Gene expression analysis. RNA was sequenced at the two stages used for efficacy assessment (d18 and d25) and two earlier stages, day 0 (undifferentiated iPSCs) and d13 of differentiation. (A) Principal component one (PC1) explained 56.1% of the variance in transcriptome expression in the d0, d13, d18, and d25 dataset and largely separated the undifferentiated cells (triangles: day 0) from the differentiating dopaminergic precursors (circles, diamonds, and squares representing day 13, 18, and 25, respectively).
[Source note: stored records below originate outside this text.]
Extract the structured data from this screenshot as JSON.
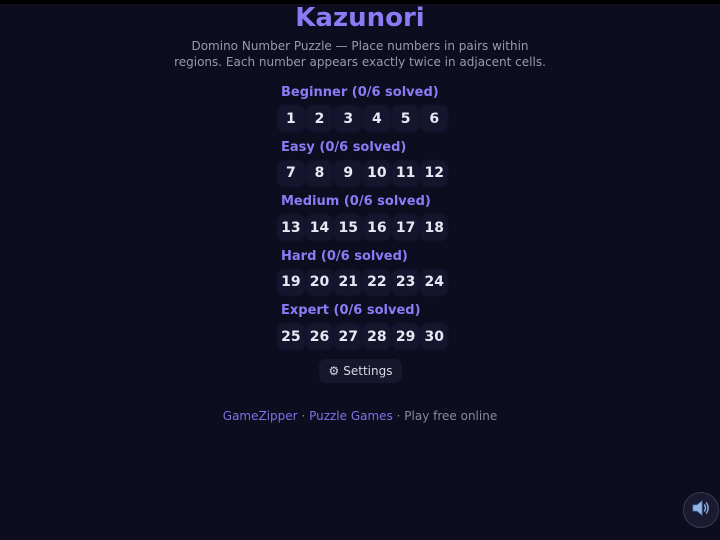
{
  "header": {
    "title": "Kazunori",
    "subtitle": "Domino Number Puzzle — Place numbers in pairs within regions. Each number appears exactly twice in adjacent cells."
  },
  "levels": [
    {
      "heading": "Beginner (0/6 solved)",
      "puzzles": [
        "1",
        "2",
        "3",
        "4",
        "5",
        "6"
      ]
    },
    {
      "heading": "Easy (0/6 solved)",
      "puzzles": [
        "7",
        "8",
        "9",
        "10",
        "11",
        "12"
      ]
    },
    {
      "heading": "Medium (0/6 solved)",
      "puzzles": [
        "13",
        "14",
        "15",
        "16",
        "17",
        "18"
      ]
    },
    {
      "heading": "Hard (0/6 solved)",
      "puzzles": [
        "19",
        "20",
        "21",
        "22",
        "23",
        "24"
      ]
    },
    {
      "heading": "Expert (0/6 solved)",
      "puzzles": [
        "25",
        "26",
        "27",
        "28",
        "29",
        "30"
      ]
    }
  ],
  "settings": {
    "icon": "gear-icon",
    "icon_glyph": "⚙",
    "label": "Settings"
  },
  "footer": {
    "site_link": "GameZipper",
    "separator": " · ",
    "category_link": "Puzzle Games",
    "tagline": "Play free online"
  },
  "sound": {
    "icon": "speaker-icon"
  },
  "colors": {
    "background": "#0d0d1f",
    "accent": "#8b7cf6",
    "button_bg": "#15152e"
  }
}
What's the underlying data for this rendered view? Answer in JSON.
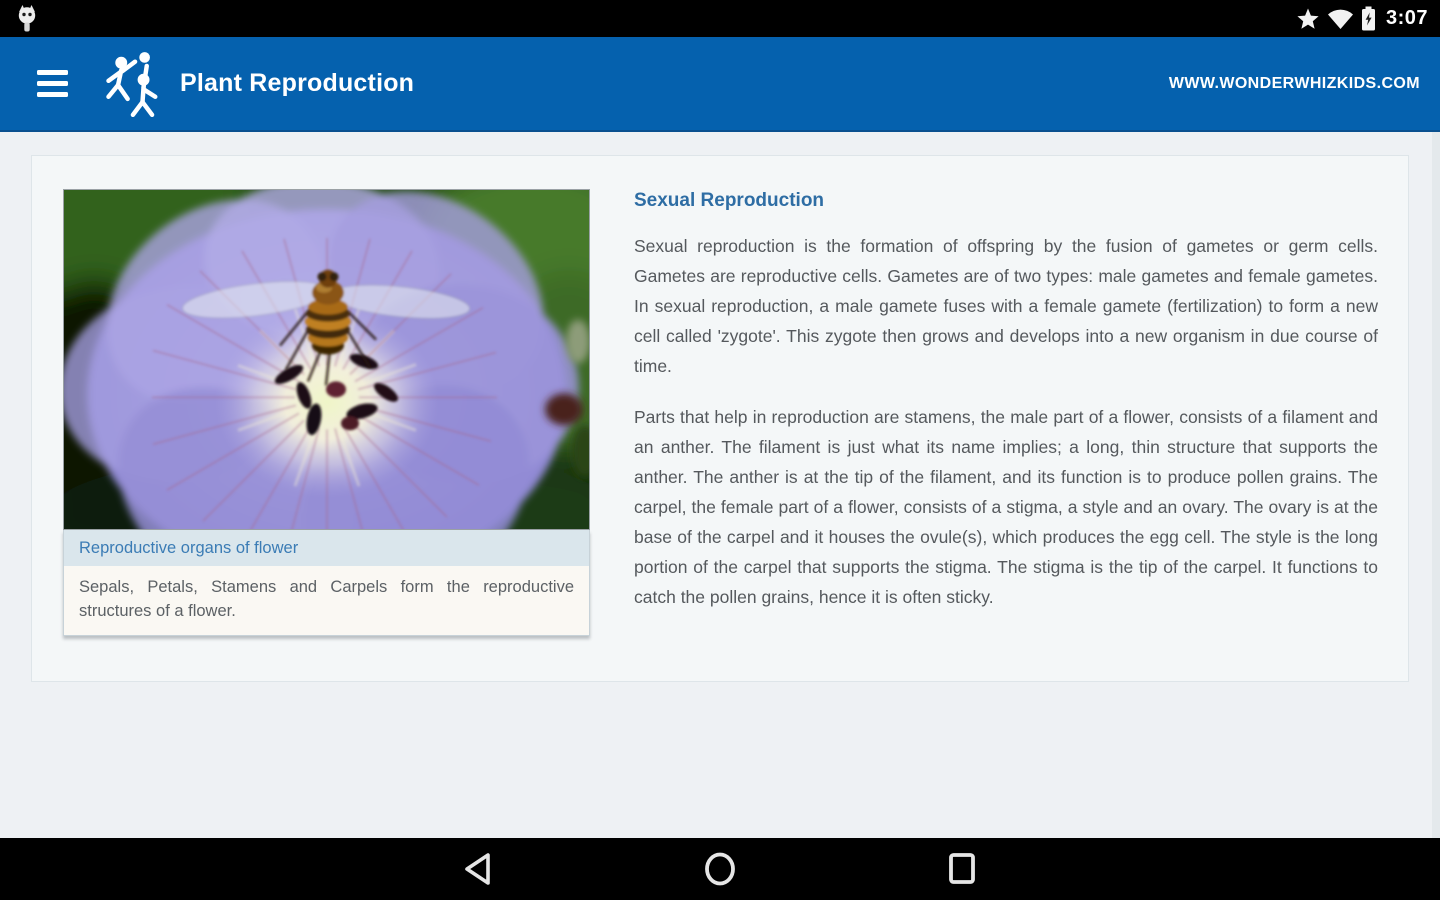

The second axis (PC2) delineated the DA precursors in a rank order corresponding with their development duration. (B) Comparison of the differentiation stages (d13, d18, d25) showed a strong signal of development stage along PC1 (49.4% of transcriptome variance), and PC2 separated the two cell lines (410: blue and 411: orange) within a time point. (C) Transcription factor binding-site motifs in differentially expressed genes that were enriched in genes upregulated and downregulated between d18 and d25 of differentiation. Genes regulated by the repressors REST (RE1 Silencing Transcription Factor) and SUZ12 (SUZ12 Polycomb Repressive Complex 2 Subunit) were expressed at higher levels at d25. Day-25 cells had lower levels of genes regulated by cell cycle-associated factors FOXM1 and EFF4. (D, E) Normalized, zero-centered gene expression levels of REST and neuronal genes repressed by REST. As cells differentiated, REST decreased and REST targets increased in both iPSC line 410 (D) and iPSC line 411 (E). (F) List of neuron-associated genes with REST motifs upregulated at d25. EFF4, E2F transcription factor 4; FOXM1, Forkhead Box M1.

FIG. 6.

RNAseq analysis of cell preparations. (A) A volcano plot showing that a total of 520 genes were upregulated at day 25 relative to day 18 (pink). Four hundred twenty-nine genes were downregulated between day 18 and 25 (green) (FDR <0.05). (B) RNAseq data for cell preparations harvested at d13, d18, and d25, with genes grouped according to association with cell type or stage. Expression values are displayed as variance stabilized data (vsd), calculated using the vst command in the DESeq2 package [12]. FDR, false discovery rate.